Baldur’s Gate 3 devs thought making the RPG would be as “easy” as giving the D&D rules to programmers, but “before you know it, we’re deep down in community forums”
Larian Studios underestimated just how much deep-diving into Dungeons & Dragons and its dedicated community it would need to do while designing Baldur’s Gate 3.
Speaking at PAX West during Larian’s one last “cathartic” Baldur’s Gate 3 panel, director of design Nick Pechenin reveals how involved the process that went into forming the beloved RPG and “adapting the pre-existing rules lore and mechanical parameters of Dungeons & Dragons” into it ended up being. “We thought the job of the designers was going to be easy because we have a design document that was just the printed books.”

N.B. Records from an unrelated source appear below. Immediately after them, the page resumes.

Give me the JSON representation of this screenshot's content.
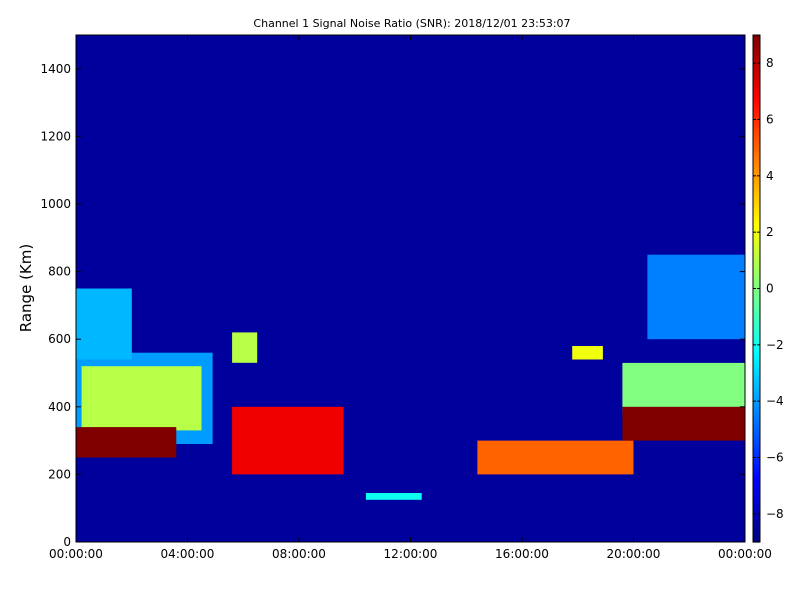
{
  "chart_data": {
    "type": "heatmap",
    "title": "Channel 1 Signal Noise Ratio (SNR): 2018/12/01 23:53:07",
    "xlabel": "",
    "ylabel": "Range (Km)",
    "x_ticks": [
      "00:00:00",
      "04:00:00",
      "08:00:00",
      "12:00:00",
      "16:00:00",
      "20:00:00",
      "00:00:00"
    ],
    "y_ticks": [
      0,
      200,
      400,
      600,
      800,
      1000,
      1200,
      1400
    ],
    "colorbar_ticks": [
      8,
      6,
      4,
      2,
      0,
      -2,
      -4,
      -6,
      -8
    ],
    "xlim_hours": [
      0,
      24
    ],
    "ylim": [
      0,
      1500
    ],
    "clim": [
      -9,
      9
    ],
    "colormap": "jet",
    "background_value": -8.5,
    "features": [
      {
        "desc": "core",
        "t0": 0,
        "t1": 3.6,
        "r0": 250,
        "r1": 340,
        "snr": 9
      },
      {
        "desc": "upper",
        "t0": 0.2,
        "t1": 4.5,
        "r0": 330,
        "r1": 520,
        "snr": 1
      },
      {
        "desc": "halo",
        "t0": 0,
        "t1": 4.9,
        "r0": 290,
        "r1": 560,
        "snr": -4
      },
      {
        "desc": "plume",
        "t0": 0,
        "t1": 2.0,
        "r0": 540,
        "r1": 750,
        "snr": -3.5
      },
      {
        "desc": "arc",
        "t0": 5.6,
        "t1": 6.5,
        "r0": 530,
        "r1": 620,
        "snr": 1
      },
      {
        "desc": "descent",
        "t0": 5.6,
        "t1": 9.6,
        "r0": 200,
        "r1": 400,
        "snr": 7
      },
      {
        "desc": "low",
        "t0": 10.4,
        "t1": 12.4,
        "r0": 125,
        "r1": 145,
        "snr": -2
      },
      {
        "desc": "rise",
        "t0": 14.4,
        "t1": 20.0,
        "r0": 200,
        "r1": 300,
        "snr": 5
      },
      {
        "desc": "mid",
        "t0": 17.8,
        "t1": 18.9,
        "r0": 540,
        "r1": 580,
        "snr": 2
      },
      {
        "desc": "core2",
        "t0": 19.6,
        "t1": 24,
        "r0": 300,
        "r1": 400,
        "snr": 9
      },
      {
        "desc": "upper2",
        "t0": 19.6,
        "t1": 24,
        "r0": 380,
        "r1": 530,
        "snr": 0
      },
      {
        "desc": "plume2",
        "t0": 20.5,
        "t1": 24,
        "r0": 600,
        "r1": 850,
        "snr": -4.5
      }
    ]
  }
}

Pechenin continues, explaining it was far less “easy” than the team expected: “It felt like it was going to be as easy as giving the books to the programmers, like ‘let’s just get it out there, very quickly.’ Before you know it, we’re deep down in community forums reading through people arguing what exactly was meant by a certain passage – and how ‘crit fishing’ on a Paladin is totally legitimate.”

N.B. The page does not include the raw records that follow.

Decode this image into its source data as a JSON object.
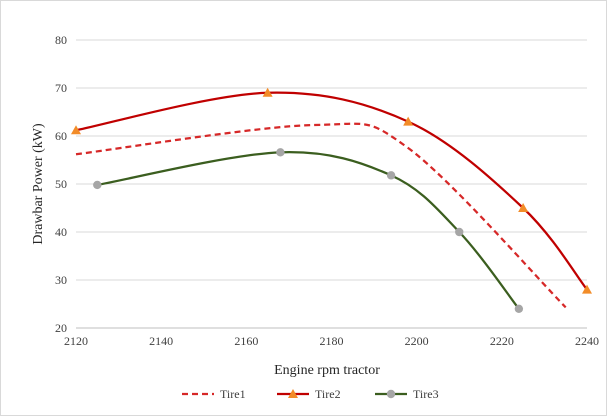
{
  "chart_data": {
    "type": "line",
    "title": "",
    "xlabel": "Engine rpm tractor",
    "ylabel": "Drawbar Power (kW)",
    "xlim": [
      2120,
      2240
    ],
    "ylim": [
      20,
      80
    ],
    "xticks": [
      2120,
      2140,
      2160,
      2180,
      2200,
      2220,
      2240
    ],
    "yticks": [
      20,
      30,
      40,
      50,
      60,
      70,
      80
    ],
    "grid": "horizontal major gridlines",
    "legend": "bottom-center",
    "series": [
      {
        "name": "Tire1",
        "color": "#d62828",
        "style": "dashed",
        "marker": "none",
        "points": [
          [
            2120,
            56.2
          ],
          [
            2176,
            62.3
          ],
          [
            2198,
            57.5
          ],
          [
            2235,
            24.3
          ]
        ]
      },
      {
        "name": "Tire2",
        "color": "#c00000",
        "marker_color": "#f28c28",
        "style": "solid",
        "marker": "triangle",
        "points": [
          [
            2120,
            61.2
          ],
          [
            2165,
            69.0
          ],
          [
            2198,
            63.0
          ],
          [
            2225,
            45.0
          ],
          [
            2240,
            28.0
          ]
        ]
      },
      {
        "name": "Tire3",
        "color": "#3b5e1f",
        "marker_color": "#a6a6a6",
        "style": "solid",
        "marker": "circle",
        "points": [
          [
            2125,
            49.8
          ],
          [
            2168,
            56.6
          ],
          [
            2194,
            51.8
          ],
          [
            2210,
            40.0
          ],
          [
            2224,
            24.0
          ]
        ]
      }
    ]
  }
}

It was “a really long journey” in the end: “It was great that we had a lot to draw from. D&D has a wonderful community of creators, of people who think very hard about the rules, who try them out. We literally went through forums looking for homebrew rules and thinking ‘ok, this is a rule that players very frequently change this way’ – like the rule where you cannot cast a full action spell and a bonus action spell on the same turn.”

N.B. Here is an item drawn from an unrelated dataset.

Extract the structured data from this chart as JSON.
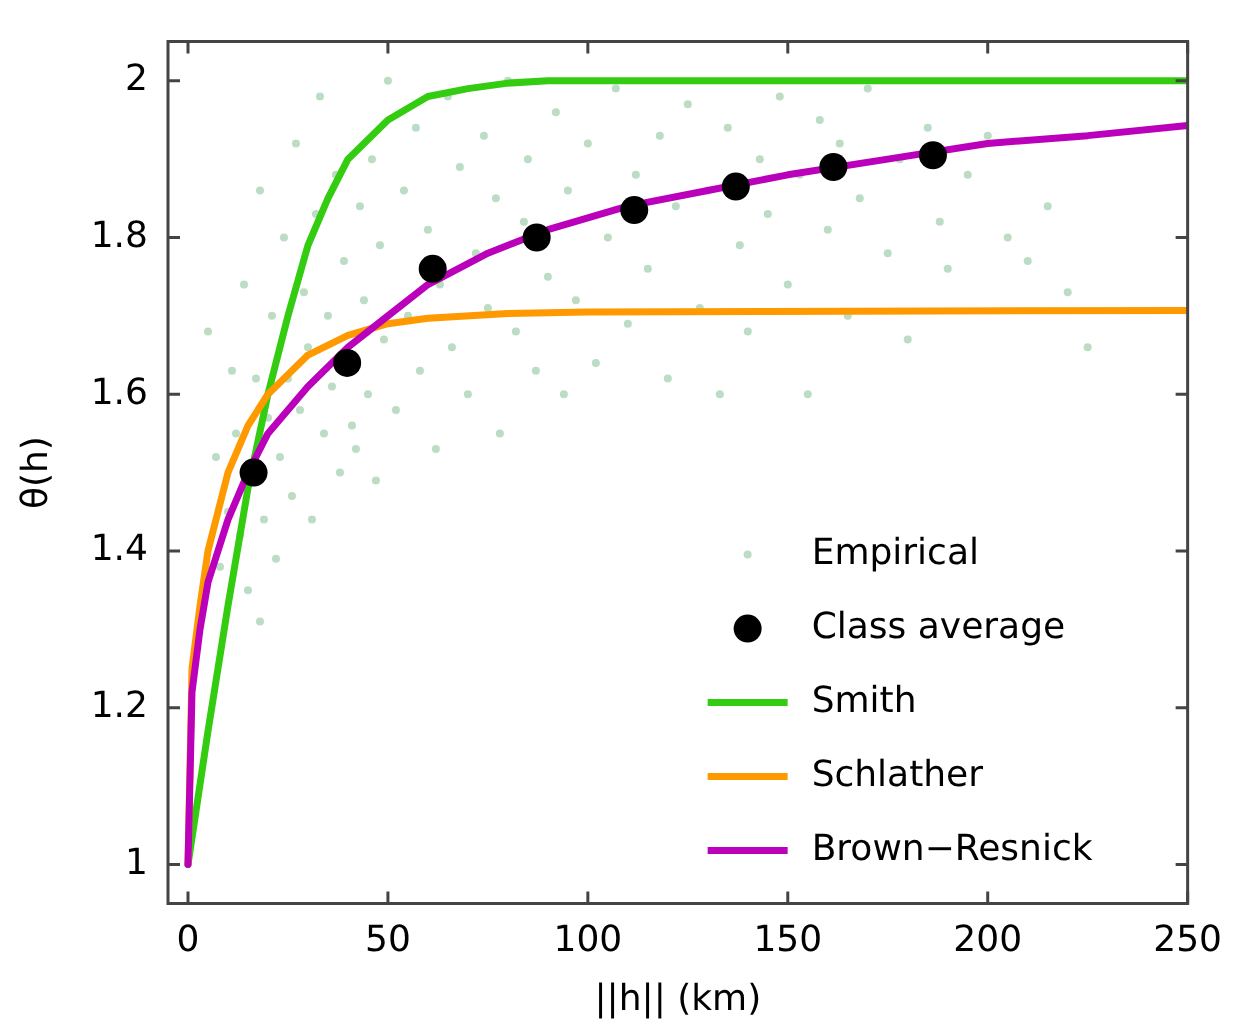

Seeing such homebrew rules and experimental additions influenced Larian: “We were like, ‘Okay, so, we’re not crazy. Some people do it, so maybe we can try it as well.’ It was really great to see this design process in the wild, and then kind of be a part of it as well.” As a longtime D&D stan myself, I can only imagine what sorts of wild ideas and threads the studio encountered – and just how well they fit into the chaotic yet wonderful Baldur’s Gate 3.